An ambitious effort to reimagine the city through the lenses offered by Mumford will take place at a workshop to be held at the University of Johannesburg’s (UJ) Johannesburg Institute for Advanced Study (Jias) in Melville from September 9 to 11.

Different take
  The Performative Urbanisms workshop will bring together academics including sociologists, historians, architects and urban planners as well as urban activists from Australia and South Africa. They will be looking for “a different take on Jo’burg”, says Peter Vale, professor of humanities at UJ and director of Jias. The Wits City Institute, the Melbourne-based international journal of ideas Thesis Eleven and Curtin University of Perth are co-sponsors, with Jias, of the three-day encounter.

Australian sociologist and urbanist Peter Beilharz and Trevor Hogan, an authority on comparative urban studies, are among the international scholars. Vale, Wits City Institute’s Professor Noëleen Murray and others represent local academics.

Beilharz is a research fellow at the Stellenbosch Institute for Advanced Study where he is working with a chronicler of Johannesburg, Ivan Vladislavic. Beilharz, professor of culture and society at Curtin University in Perth, has published several books on the Polish sociologist Zygmunt Bauman and an intellectual biography on the Australian art historian Bernard Smith.
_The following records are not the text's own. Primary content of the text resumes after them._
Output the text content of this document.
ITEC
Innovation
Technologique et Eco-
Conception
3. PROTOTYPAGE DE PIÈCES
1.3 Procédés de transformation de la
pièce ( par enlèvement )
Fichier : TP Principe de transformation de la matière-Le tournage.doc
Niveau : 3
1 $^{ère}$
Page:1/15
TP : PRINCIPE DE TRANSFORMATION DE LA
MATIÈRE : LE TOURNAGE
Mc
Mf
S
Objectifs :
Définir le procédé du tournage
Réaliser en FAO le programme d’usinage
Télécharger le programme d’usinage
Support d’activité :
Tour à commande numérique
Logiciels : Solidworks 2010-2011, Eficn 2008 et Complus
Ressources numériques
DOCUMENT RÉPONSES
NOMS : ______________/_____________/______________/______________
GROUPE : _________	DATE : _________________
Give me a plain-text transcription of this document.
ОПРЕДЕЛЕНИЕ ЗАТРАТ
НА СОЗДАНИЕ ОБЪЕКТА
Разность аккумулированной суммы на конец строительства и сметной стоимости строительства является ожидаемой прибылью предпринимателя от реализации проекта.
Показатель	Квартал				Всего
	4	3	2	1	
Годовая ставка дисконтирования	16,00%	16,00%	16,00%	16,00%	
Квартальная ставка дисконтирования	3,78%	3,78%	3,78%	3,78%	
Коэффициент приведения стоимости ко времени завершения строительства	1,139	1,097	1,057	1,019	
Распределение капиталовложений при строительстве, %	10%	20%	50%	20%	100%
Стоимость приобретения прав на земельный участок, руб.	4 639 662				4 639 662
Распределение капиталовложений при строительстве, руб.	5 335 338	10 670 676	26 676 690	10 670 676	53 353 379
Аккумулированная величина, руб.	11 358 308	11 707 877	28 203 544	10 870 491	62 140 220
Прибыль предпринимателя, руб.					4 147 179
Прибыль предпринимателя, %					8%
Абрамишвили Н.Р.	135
  Hogan directs the Philippines-Australia Studies Centre at La Trobe University in Melbourne. He and Beilharz are among the founders of Thesis 11, an interdisciplinary journal of critical theory and historical sociology that takes its title from the most famous of Karl Marx’s 11 Theses on Feuerbach, the 19th-century German sociologist of religion and ethics. Marx’s 11th thesis is translated as “philosophers have interpreted the world in various ways; the point is to change it”.

Maurice Smithers, agent provocateur and lobbyist for the Melville/Bellevue areas of Johannesburg, and the Afrikaans writer Harry Kalmer are two of the Johannesburg-based thinkers who will take part in the first day of the workshop. They and other urban activists will be in conversation with academics about their experience of the city under the theme “The Politics of Urban life: Personal Confessions”. The aim is to open ideas about the city to contesting claims and to its manifold lives.

A session titled ‘Writing the City’ on day two of the workshop is intended to generate discussion about the many ways in which Johannesburg has been described and elaborated in various literary genres. Other panels will debate issues broadly described under the headings ‘Modernity and African Cities’; ‘The Smart City’; ‘Administering and Planning in the City’; ‘Photography and the City’; ‘Hair and the City’; ‘Traders and the City’; and ‘Protesting the City’.

Day two is open to the public and proposals for additional panels may still be accepted. The workshop ends with a meeting at Jias on day three, in which the Australian scholars with talk about their experience and interpretation of Johannesburg with their local colleagues. The group will also plan two publications, one popular and one academic, based on workshop proceedings.